Kansas City Star Editorial

The Kansas City Star

The U.S. Supreme Court ruling upholding the constitutionality of the individual insurance mandate in President Barack Obama’s health reform law also handed a huge decision to state governments.

Suddenly it was optional, not mandatory, for states to increase their Medicaid eligibility limits to 133 percent of the poverty level, as called for in the Affordable Care Act.

In the Republican-controlled capitals of Kansas and Missouri, where “Obamacare” is about as welcome as a flu epidemic, leading politicians are loath to consider an expansion.

Tim Jones, Missouri’s new House speaker, said as much recently. A spokeswoman for Kansas Gov. Sam Brownback indicated “serious concerns” about the state’s share of costs.

Before leaders rule out expanding Medicaid eligibility, however, they owe it to constiuents to obtain a thorough and honest analysis of the impact. Some preliminary studies indicate states may come out ahead financially.

Assessing the impact is a complicated task.

Even the first step — determining how many people would qualify under the expanded limits — is difficult.

A free-market group, the Kansas Policy Institute, calculated that 253,000 additional Kansans would receive Medicaid if the limits were expanded. Schrammraleigh Health Strategy, an actuarial firm commissioned by the former Kansas Health Policy Authority, came up with a much lower number: 121,000.

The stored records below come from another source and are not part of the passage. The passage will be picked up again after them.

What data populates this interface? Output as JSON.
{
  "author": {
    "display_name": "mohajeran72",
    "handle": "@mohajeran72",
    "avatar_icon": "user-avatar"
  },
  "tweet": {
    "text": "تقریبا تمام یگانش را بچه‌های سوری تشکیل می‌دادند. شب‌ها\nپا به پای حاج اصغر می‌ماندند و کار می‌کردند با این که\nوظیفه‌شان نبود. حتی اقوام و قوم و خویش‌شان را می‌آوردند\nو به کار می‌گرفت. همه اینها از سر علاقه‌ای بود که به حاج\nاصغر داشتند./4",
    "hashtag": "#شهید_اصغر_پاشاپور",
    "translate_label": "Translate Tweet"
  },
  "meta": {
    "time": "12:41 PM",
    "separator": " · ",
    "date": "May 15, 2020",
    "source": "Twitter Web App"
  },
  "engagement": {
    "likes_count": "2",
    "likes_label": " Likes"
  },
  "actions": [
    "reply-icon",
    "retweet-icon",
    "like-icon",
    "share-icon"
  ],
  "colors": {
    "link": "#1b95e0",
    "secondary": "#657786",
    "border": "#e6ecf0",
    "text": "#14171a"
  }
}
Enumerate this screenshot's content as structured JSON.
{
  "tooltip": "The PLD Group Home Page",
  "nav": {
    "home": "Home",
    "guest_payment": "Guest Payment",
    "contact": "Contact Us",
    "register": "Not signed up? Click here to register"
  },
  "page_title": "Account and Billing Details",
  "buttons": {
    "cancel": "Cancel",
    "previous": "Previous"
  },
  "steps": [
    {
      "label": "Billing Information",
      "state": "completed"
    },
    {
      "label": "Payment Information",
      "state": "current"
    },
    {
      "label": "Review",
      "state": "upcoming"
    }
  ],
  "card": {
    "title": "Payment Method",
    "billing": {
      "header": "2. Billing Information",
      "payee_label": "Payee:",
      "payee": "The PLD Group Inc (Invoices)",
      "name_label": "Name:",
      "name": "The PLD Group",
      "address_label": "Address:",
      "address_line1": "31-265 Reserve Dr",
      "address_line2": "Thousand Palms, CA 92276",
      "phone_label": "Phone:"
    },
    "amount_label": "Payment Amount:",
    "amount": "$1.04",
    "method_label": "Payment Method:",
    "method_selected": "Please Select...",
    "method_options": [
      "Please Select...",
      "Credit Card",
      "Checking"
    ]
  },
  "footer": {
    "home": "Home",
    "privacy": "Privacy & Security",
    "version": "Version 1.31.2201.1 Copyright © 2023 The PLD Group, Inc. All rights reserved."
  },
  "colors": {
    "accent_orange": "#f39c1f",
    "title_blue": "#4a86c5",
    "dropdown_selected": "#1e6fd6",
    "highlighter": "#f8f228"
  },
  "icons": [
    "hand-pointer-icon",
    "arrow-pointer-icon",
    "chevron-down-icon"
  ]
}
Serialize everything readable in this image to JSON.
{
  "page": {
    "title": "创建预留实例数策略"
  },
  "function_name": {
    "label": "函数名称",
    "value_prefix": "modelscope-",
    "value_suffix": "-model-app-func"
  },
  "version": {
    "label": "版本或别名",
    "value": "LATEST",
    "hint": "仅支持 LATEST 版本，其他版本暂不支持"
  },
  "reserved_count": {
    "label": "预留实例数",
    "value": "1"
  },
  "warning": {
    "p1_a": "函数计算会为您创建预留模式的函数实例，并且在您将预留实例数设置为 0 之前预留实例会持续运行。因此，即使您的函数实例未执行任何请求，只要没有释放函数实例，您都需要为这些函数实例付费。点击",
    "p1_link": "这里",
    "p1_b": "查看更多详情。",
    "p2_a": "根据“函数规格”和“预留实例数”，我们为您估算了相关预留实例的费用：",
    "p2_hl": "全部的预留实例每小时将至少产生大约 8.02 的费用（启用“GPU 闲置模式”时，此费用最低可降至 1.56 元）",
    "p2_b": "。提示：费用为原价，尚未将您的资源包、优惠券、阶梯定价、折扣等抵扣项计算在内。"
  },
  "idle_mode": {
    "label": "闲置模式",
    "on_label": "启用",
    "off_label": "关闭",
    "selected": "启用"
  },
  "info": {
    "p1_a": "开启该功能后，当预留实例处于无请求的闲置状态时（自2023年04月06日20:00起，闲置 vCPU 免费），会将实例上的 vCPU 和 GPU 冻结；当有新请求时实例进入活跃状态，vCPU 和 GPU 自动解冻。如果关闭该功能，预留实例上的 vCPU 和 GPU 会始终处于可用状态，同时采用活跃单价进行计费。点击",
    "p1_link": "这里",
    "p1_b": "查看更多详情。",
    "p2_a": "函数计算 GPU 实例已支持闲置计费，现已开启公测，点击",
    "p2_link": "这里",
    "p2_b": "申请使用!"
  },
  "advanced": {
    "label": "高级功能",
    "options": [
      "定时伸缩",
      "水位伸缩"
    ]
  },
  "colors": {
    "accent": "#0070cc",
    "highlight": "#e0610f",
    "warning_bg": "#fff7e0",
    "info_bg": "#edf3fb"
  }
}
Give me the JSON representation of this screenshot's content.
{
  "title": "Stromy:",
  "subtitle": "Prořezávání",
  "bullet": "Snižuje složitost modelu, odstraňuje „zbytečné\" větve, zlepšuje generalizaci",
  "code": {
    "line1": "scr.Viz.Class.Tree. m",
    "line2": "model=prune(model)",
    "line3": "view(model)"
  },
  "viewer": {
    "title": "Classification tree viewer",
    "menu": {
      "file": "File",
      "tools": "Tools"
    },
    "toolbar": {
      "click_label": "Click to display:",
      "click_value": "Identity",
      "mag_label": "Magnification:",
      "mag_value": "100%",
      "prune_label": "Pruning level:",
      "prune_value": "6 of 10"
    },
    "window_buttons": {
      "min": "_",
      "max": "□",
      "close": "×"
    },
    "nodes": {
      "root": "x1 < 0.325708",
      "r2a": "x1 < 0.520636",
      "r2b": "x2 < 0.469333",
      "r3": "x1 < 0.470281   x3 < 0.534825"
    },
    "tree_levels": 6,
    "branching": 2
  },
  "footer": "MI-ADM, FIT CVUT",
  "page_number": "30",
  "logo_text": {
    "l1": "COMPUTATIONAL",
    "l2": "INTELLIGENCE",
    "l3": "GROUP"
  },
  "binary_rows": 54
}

What’s certain is that expanded limits would help large numbers of people, especially in Missouri, where adults can earn no more than 19 percent of the federal poverty level to qualify for Medicaid. In Kansas, the limit is 26 percent of the federal poverty level.

The Affordable Care Act calls for the federal government to pick up the full costs of the expanded Medicaid programs for three years, beginning in 2014. After that, Washington would pay for 90 percent of the expansion.

Opponents in both states say even picking up their 10 percent share would be too burdensome. But that assertion is premature without taking into account other factors.

Some of the biggest ones:

The Affordable Care Act calls for a phaseout of payments the federal government gives to states to help hospitals that serve significant numbers of low-income, uninsured patients. Missouri hospitals collectively received almost $800 million this year.

Loss of that money, without more patients gaining insurance, would be disastrous for the budgets of hospitals and entire communities.

Expanding Medicaid limits would extend coverage to many low-income people who receive state mental health services, relieving states of that cost.

Missouri and Kansas currently pay health care costs for disabled populations that would be covered under the expanded Medicaid limits. One example is Missouri’s Blind Pension Fund, which spends about $28 million a year to provide health care for low-income blind people. Most of them would be Medicaid-eligible under the new limits.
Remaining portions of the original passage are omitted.